Microsoft has explained how its Quantum team has used AI and high-performance computing (HPC) to quickly identify new materials for battery development in the space of a few days.
Partnering with the Pacific Northwest National Laboratory (PNNL) in Richland, USA, scientists are testing a new battery material that was found using algorithms that reduced 32 million potential inorganic materials to 18 promising candidates that could be used in battery development in just 80 hours.
Microsoft states that this latest project importantly breaks ground for a new way of speeding up solutions for urgent sustainability and other challenges, while giving a glimpse of the advances that will become possible with quantum computing.
“We think there’s an opportunity to do this across a number of scientific fields,” says PNNL chief digital officer Brian Abrahamson. “Recent technology advancements have opened up the opportunity to accelerate scientific discovery.”
PNNL is a U.S. Department of Energy laboratory doing research in several areas, including chemistry and materials science, and its objectives include energy security and sustainability.
“The development of novel batteries is an incredibly important global challenge,” said Abrahamson. “It has been a labour-intensive process. Synthesising and testing materials at a human scale is fundamentally limiting.”
Microsoft first trained different AI systems to do sophisticated evaluations of all the workable elements and to suggest combinations. The algorithm proposed 32 million candidates – like finding a needle in a haystack. Next, the AI system found all the materials that were stable. Another AI tool filtered out candidate molecules based on their reactivity, and another based on their potential to conduct energy.
The idea wasn’t to find every single possible needle in the hypothetical haystack, but to find most of the good ones. Microsoft’s AI technology whittled the 32 million candidates down to about 500,000 mostly new stable materials, then down to 800.
“At every step of the simulation where I had to run a quantum chemistry calculation, instead I’m calling the machine learning model. So I still get the insight and the detailed observations that come from running the simulation, but the simulation can be up to half a million times faster,” expained Nathan Baker, Product Leader for Azure Quantum Elements.
Microsoft states that ‘AI may be fast, but it isn’t perfectly accurate’. The next set of filters used HPC, which provides high accuracy but uses a lot of computing power. That makes it a good tool for a smaller set of candidate materials. The first HPC verification used density functional theory to calculate the energy of each material relative to all the other states it could be in. Then came molecular dynamics simulations that combined AI and HPC to analyse the movements of atoms and molecules inside each material.
This process culled the list to 150 candidates. Finally, Microsoft scientists used HPC to evaluate the practicality of each material – availability, cost. etc. – to trim the list to 23 – five of which were already known.

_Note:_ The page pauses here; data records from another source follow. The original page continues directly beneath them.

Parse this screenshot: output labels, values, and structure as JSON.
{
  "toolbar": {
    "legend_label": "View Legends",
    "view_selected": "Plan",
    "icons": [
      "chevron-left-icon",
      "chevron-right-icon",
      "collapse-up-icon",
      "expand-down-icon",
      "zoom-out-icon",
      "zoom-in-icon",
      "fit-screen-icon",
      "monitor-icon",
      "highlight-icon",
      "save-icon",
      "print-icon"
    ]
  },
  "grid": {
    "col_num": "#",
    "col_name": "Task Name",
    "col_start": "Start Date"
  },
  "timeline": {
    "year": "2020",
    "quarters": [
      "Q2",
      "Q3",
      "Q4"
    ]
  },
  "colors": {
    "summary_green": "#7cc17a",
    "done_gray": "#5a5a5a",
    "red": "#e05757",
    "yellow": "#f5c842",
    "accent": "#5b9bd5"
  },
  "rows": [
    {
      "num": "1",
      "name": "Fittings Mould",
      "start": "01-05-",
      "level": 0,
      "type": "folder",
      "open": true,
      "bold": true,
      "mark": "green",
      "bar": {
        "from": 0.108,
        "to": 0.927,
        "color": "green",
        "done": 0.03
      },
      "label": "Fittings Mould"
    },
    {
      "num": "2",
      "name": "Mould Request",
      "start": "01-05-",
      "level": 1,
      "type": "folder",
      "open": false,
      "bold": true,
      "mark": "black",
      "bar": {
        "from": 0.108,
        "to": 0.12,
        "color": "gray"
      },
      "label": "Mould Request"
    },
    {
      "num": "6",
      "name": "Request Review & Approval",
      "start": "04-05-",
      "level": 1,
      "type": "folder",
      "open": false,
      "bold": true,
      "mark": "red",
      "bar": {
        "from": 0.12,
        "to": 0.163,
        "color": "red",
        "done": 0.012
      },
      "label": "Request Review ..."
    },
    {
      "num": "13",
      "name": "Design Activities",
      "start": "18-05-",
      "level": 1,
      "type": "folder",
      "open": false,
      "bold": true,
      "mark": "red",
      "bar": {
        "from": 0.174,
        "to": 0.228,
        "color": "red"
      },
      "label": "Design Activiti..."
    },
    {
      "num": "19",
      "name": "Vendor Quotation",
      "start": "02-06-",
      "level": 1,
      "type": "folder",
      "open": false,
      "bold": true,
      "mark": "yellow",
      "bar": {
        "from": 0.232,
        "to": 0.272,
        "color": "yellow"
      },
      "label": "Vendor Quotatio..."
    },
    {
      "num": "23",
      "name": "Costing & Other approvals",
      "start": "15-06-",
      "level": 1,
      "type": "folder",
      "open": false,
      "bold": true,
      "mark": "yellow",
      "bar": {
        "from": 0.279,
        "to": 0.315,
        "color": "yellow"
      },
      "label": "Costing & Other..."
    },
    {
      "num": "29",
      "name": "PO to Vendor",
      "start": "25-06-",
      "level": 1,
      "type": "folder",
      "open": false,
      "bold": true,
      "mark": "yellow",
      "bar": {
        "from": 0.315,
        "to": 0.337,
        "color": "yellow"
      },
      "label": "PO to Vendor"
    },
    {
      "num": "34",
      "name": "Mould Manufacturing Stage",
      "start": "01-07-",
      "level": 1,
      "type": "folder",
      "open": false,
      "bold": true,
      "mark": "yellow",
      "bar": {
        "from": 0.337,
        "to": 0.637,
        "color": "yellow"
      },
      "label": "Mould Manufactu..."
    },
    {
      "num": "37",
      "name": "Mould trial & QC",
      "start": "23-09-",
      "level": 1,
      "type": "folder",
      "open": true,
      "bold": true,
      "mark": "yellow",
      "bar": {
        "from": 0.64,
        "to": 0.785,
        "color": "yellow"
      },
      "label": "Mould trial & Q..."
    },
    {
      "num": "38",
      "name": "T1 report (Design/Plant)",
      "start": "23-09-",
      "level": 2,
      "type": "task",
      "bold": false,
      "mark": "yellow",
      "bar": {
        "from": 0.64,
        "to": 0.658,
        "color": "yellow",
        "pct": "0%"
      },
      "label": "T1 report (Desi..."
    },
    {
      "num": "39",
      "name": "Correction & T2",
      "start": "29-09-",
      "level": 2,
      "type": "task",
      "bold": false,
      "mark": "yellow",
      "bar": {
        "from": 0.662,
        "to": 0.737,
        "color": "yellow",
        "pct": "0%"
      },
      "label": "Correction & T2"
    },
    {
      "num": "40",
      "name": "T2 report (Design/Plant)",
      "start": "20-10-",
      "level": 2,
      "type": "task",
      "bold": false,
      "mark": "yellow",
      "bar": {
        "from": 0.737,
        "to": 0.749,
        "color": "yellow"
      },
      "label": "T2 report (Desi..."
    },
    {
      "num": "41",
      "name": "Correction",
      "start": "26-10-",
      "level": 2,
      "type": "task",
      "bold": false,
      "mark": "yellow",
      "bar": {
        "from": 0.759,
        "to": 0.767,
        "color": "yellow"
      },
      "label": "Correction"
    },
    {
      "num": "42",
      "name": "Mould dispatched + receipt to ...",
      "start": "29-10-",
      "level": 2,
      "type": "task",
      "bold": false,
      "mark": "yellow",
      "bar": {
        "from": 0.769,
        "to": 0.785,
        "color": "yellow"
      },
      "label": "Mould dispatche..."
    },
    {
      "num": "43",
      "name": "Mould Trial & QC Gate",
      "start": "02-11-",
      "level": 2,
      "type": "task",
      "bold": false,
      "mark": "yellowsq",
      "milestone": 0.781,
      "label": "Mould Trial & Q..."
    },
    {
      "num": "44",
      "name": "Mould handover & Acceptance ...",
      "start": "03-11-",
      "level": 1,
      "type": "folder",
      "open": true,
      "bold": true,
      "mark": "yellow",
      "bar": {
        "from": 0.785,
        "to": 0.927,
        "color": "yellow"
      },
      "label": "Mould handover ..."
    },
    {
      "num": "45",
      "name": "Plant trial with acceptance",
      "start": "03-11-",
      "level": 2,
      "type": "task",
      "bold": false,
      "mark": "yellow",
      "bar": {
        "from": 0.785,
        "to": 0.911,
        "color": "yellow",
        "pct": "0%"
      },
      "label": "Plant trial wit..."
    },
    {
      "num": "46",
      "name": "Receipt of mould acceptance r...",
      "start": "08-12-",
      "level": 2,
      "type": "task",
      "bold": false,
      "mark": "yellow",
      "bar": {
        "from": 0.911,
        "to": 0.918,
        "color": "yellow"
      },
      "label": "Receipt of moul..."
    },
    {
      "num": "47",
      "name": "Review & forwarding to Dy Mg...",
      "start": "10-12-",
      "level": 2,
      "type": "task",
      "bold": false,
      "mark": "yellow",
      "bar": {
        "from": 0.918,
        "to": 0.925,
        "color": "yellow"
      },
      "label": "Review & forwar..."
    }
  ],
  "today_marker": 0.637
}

Thanks to this AI-HPC combination, discovering the most promising material candidates took just 80 hours.
The HPC portion accounted for 10 per cent of the time spent computing – and that was on an already-targeted set of molecules.
Microsoft says that the scientists used AI to do the vast majority of the winnowing, accounting for about 90 per cent of the computational time spent. PNNL materials scientists then vetted the short list down to half-a-dozen candidate materials. Microsoft’s AI tools are trained for chemistry, not just battery systems, allowing them to be used for any kind of materials research.